Au palais de justice: un présumé receleur risque 60 mois de prison

Deux individus, G.E et T.B, comparaissaient devant le tribunal correctionnel de Bobo-Dioulasso le 29 janvier 2024. Ils vont répondre respectivement des faits d’abus de confiance et de recel portant sur des cartons contenant des écrans de téléphones portables.

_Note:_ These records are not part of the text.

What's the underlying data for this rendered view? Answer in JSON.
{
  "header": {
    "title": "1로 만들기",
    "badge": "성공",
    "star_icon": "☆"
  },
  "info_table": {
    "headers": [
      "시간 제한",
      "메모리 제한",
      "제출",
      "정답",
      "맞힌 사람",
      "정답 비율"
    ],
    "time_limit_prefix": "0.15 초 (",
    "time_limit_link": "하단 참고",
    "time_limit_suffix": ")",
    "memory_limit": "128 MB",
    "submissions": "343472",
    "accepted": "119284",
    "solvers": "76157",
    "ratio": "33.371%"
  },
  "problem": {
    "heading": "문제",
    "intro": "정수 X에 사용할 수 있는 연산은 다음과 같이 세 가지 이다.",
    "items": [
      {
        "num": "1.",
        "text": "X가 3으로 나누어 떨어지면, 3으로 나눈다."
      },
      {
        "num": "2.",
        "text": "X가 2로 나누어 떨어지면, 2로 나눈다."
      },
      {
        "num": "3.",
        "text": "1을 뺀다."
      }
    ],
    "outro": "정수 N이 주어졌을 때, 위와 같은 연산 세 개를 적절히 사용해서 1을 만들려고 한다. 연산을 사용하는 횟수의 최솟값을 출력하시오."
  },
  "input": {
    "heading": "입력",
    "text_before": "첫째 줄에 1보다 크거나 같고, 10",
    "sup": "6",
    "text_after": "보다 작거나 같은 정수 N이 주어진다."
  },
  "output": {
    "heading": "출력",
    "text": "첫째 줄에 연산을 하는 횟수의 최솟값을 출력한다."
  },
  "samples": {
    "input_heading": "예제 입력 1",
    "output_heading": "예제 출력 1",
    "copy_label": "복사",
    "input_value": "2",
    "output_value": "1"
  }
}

Le nommé G.E est apprenti chauffeur d’un camion de transport de marchandises, tandis que T.B est commerçant de divers objets. Les deux se connaissaient et se fréquentaient beaucoup. Un jour G.E se rend chez T.B avec des cartons contenant des écrans de téléphones. Il lui fait savoir que c’est son oncle qui lui a envoyé la marchandise depuis la Côte d’Ivoire pour vendre. Comme il n’est pas du domaine, il demande l’aide de T.B. C’est ainsi que le commerçant s’est lancé dans la publicité des produits par WhatsApp sans s’assurer réellement de leur origine. Alors qu’en réalité, les cartons étaient destinés à un autre commerçant domicilié à Ouagadougou. Après des constations, le destinataire des produits se rend compte que G.E a disparu avec ses cartons qui lui ont été remis en Côte d’Ivoire. Il va porter plainte auprès du Service régional de police judiciaire de Bobo (SR/PJ). Suite aux enquêtes, les deux individus seront interpellés puis déférés devant le parquet du tribunal de grande instance de Bobo-Dioulasso. Au parquet, ils seront poursuivis pour des faits d’abus de confiance pour l’un et de recel pour l’autre.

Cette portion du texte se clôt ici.